私の腰に巻きついているこの人を引き離すのが、ものすごく大変なのだ。この作業のために、早目にアラームをかけて起きているくらいだ。
腰に回っている手を外そうとすると、逃がさないとばかりに足が絡んでくる。前はこんなことしなかったのに、いらんこと覚えて。
あー、もう。私は抱き枕じゃないんだからね。
「うぐっ……くぅっ」
うめき声をあげながらなんとか彼を引き離し、ふうっと息を吐く。ベッドを出ようとしたところで、再び私を捕まえようと動く腕から慌てて逃げる。

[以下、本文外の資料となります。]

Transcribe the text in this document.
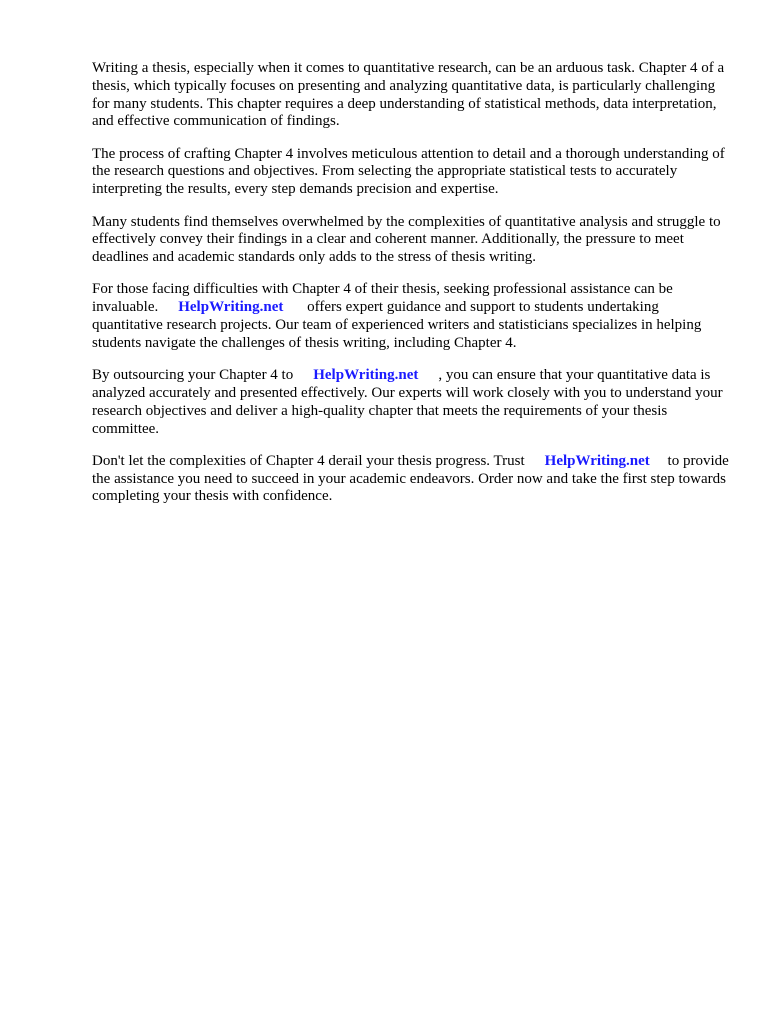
Writing a thesis, especially when it comes to quantitative research, can be an arduous task. Chapter 4 of a thesis, which typically focuses on presenting and analyzing quantitative data, is particularly challenging for many students. This chapter requires a deep understanding of statistical methods, data interpretation, and effective communication of findings.

The process of crafting Chapter 4 involves meticulous attention to detail and a thorough understanding of the research questions and objectives. From selecting the appropriate statistical tests to accurately interpreting the results, every step demands precision and expertise.

Many students find themselves overwhelmed by the complexities of quantitative analysis and struggle to effectively convey their findings in a clear and coherent manner. Additionally, the pressure to meet deadlines and academic standards only adds to the stress of thesis writing.

For those facing difficulties with Chapter 4 of their thesis, seeking professional assistance can be invaluable. HelpWriting.net offers expert guidance and support to students undertaking quantitative research projects. Our team of experienced writers and statisticians specializes in helping students navigate the challenges of thesis writing, including Chapter 4.

By outsourcing your Chapter 4 to HelpWriting.net , you can ensure that your quantitative data is analyzed accurately and presented effectively. Our experts will work closely with you to understand your research objectives and deliver a high-quality chapter that meets the requirements of your thesis committee.

Don't let the complexities of Chapter 4 derail your thesis progress. Trust HelpWriting.net to provide the assistance you need to succeed in your academic endeavors. Order now and take the first step towards completing your thesis with confidence.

前に油断したところを捕まって、大変だったのだ。毎朝の攻防戦の中で、私だって少しは学習している。
まったく起きる気配のない主任を残して、寝室を出る。顔を洗って、化粧をしてから朝ごはんの準備を始めた。
今日は昨日の残り物の煮物と、目玉焼きと漬物にワカメと豆腐のみそ汁。
それをテーブルに並べてから、寝室に入る。さあ、これからが大変だ。
ベッドでスヤスヤと眠る、悪魔のように寝起きの悪い彼のことを起こさねばならない。